Leeds Pool demolition continues as development plans abandoned
The site of John Poulson’s Leeds International Pool could remain empty for years after a proposed redevelopment evaporated
BAM, formerly HBG Properties, said it was no longer economically viable to continue with its proposed Allies and Morrison masterplan and was not pressing ahead with the project to replace the brutalist 1960s city-centre swimming baths, which are almost completely demolished.
The developer drafted in the practice last year after deciding to pull the plug on a previous residential skyscraper scheme overseen by careyjones and featuring the 24-storey Spiracle Tower by Make (AJ 24.04.08).

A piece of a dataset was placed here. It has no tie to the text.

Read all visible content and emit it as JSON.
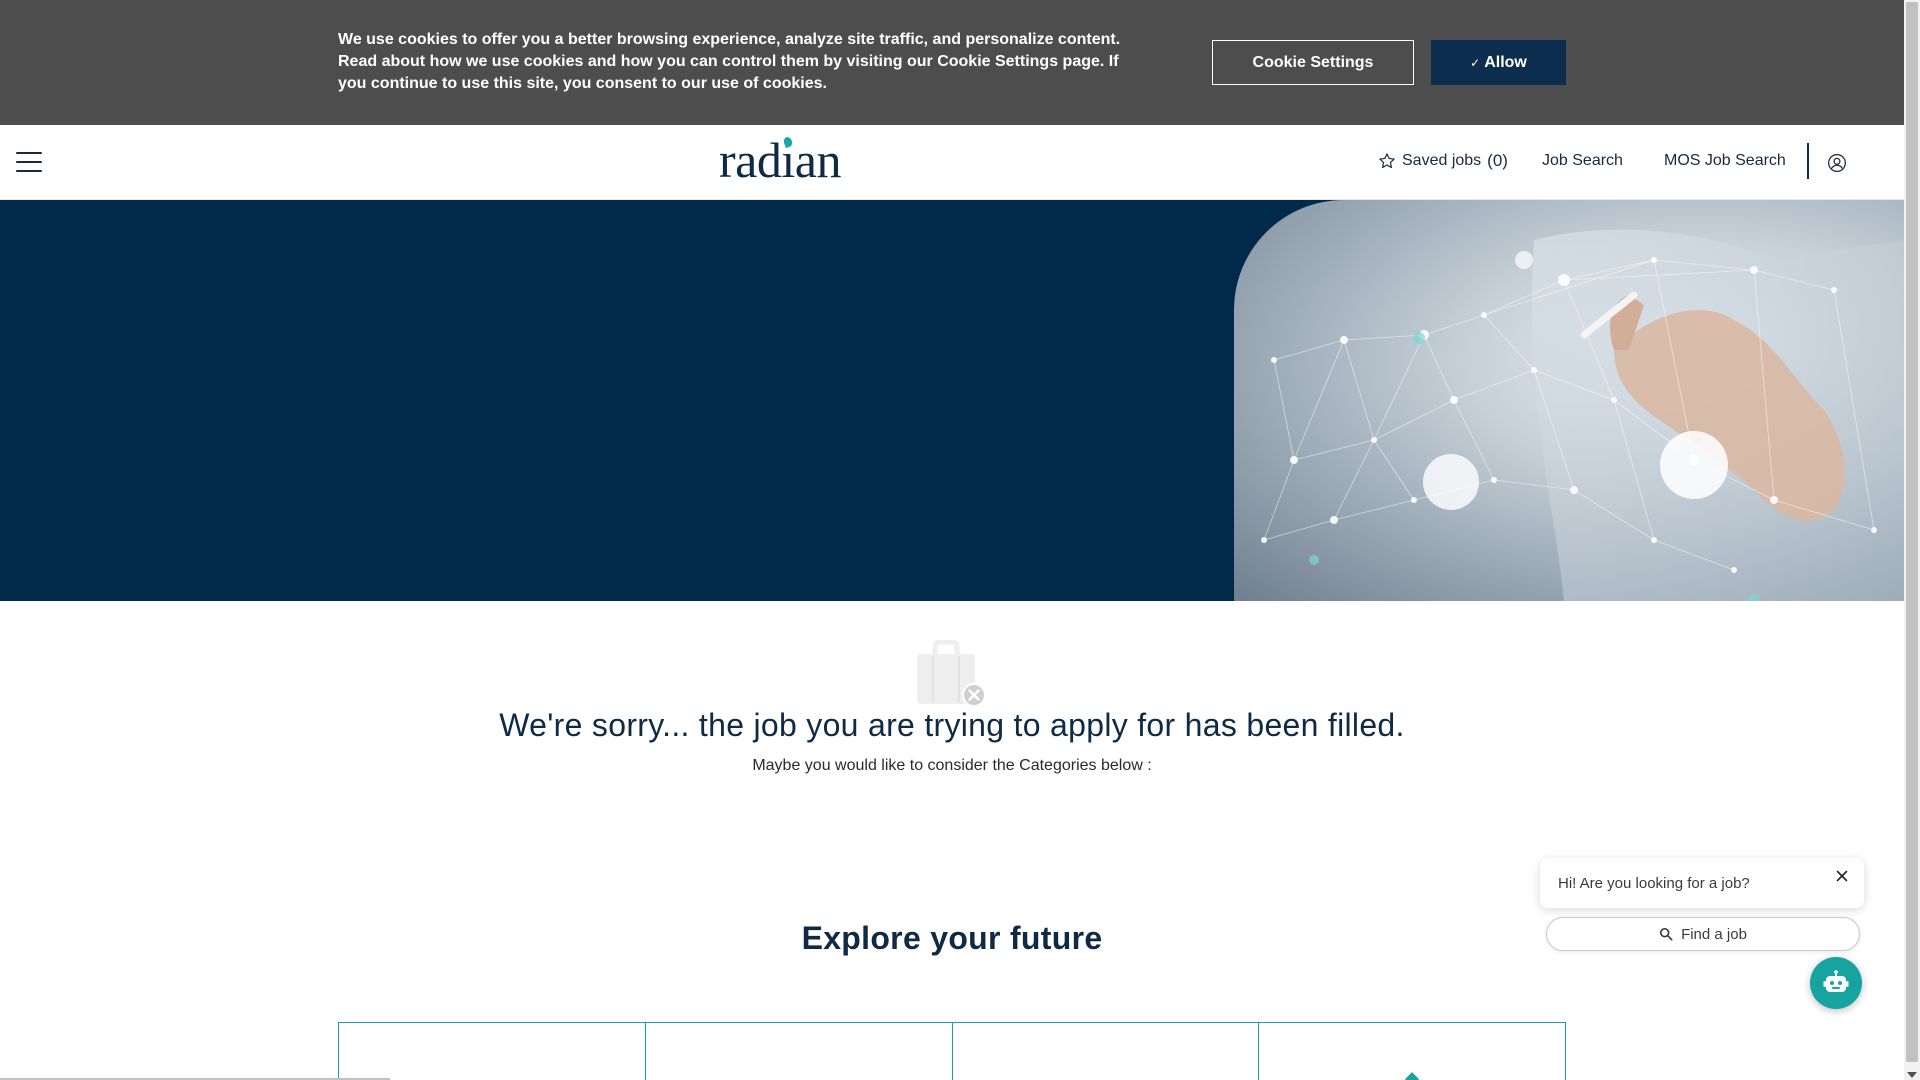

BAM admitted the revised office, hotel and retail project had been ‘overtaken by the credit crunch’. Meanwhile, Leeds City Council said that no other developer was involved in the site and that, once demolition was complete, it would be indefinitely used as a car park.
Kevin Grady, director of Leeds Civic Trust said: ‘We are disappointed it is being demolished. If the building had stayed standing for another five years, views might have changed.’
Jon Wright, a spokesman for The Twentieth Century Society, agreed: ‘The building was controversial but it was undeniably significant architecturally and eminently reusable. The sad loss of another large brutalist structure.’
There have been calls for regional development agency Yorkshire Forward, which has stepped into kickstart schemes across the region, to get involved.
Gregg Mitchell, managing director of careyjones, said: ‘This is a regeneration site and they should be proactively finding a solution.’
Opened in 1967, the pool was designed by disgraced architect Poulson and was famously just centimetres too narrow to qualify as an Olympic pool.
Poulson was subsequently convicted of fraud in connection with the awarding of building contracts.
The Leeds International Pool news comes just days after Owen Luder’s Tricorn centre in Portsmouth - which suffered a similar fate and remains a car park five years after it was flattened - picked up the Rubble Club award for the best building to be bulldozed during an architect’s life time.